I can find many different implementations now of a rest endpoint on GitHub, 
BitBucket etc. Each one has their benefits and disadvantages in their 
implementation. By making / providing one this would bring together these 
solutions, unifying those developers and also bringing the best of all.

I understand the concern on the community burden adding/supporting more surface 
area for every client. But something like REST is universal and worthy to be 
owned by the community.

Mike


________________________________________
From: Andrew Schofield <andrew_schofield_j...@outlook.com>
Sent: Saturday, October 8, 2016 1:19 AM
To: dev@kafka.apache.org
Subject: Re: [DISCUSS] KIP-80: Kafka REST Server

There's a massive difference between the governance of Kafka and the governance 
of the REST proxy.

In Kafka, there is a broad community of people contributing their opinions 
about future enhancements in the form of KIPs. There's some really deep 
consideration that goes into some of the trickier KIPs. There are people 
outside Confluent deeply knowledgeable  in Kafka and building the reputations 
to become committers. I get the impression that the roadmap of Kafka is not 
really community-owned (what's the big feature for Kafka 0.11, for example), 
but the conveyor belt of smaller features in the form of KIPs works  nicely. 
It's a good example of open-source working well.
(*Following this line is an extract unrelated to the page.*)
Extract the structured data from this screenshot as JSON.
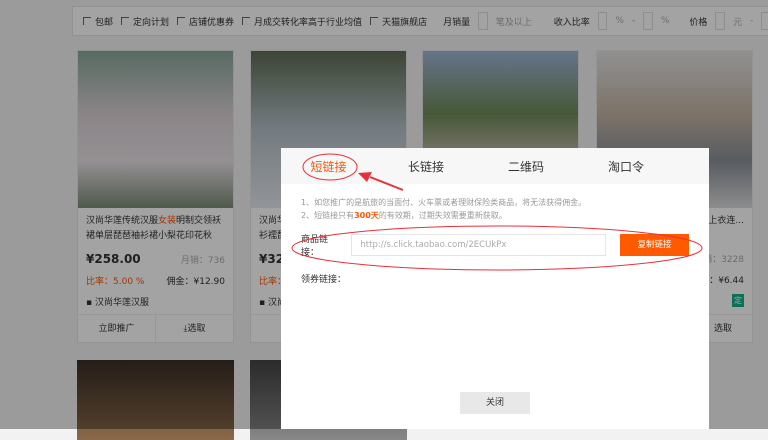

The equivalent for the REST proxy is basically issues on GitHub. The roadmap is 
less clear. There's not really a community properly engaged in the way that 
there is with Kafka. So, you could say that it's clear that fewer people are 
interested, but I think  the whole governance thing is a big barrier to 
engagement. And it's looking like it's getting out of date.

In technical terms, I can think of two big improvements to the REST proxy. 
First, it needs to use the new consumer API so that it's possible to secure 
connections between the REST proxy and Kafka. I don't care too much which 
method calls it uses actually  uses to consume messages, but I do care that I 
cannot secure connections because of network security rules. Second, there's an 
affinity between a consumer and the instance of the REST proxy to which it 
first connected. Kafka itself avoids this kind of affinity for good reason, and 
in the name of availability the REST proxy should too. These are natural KIPs.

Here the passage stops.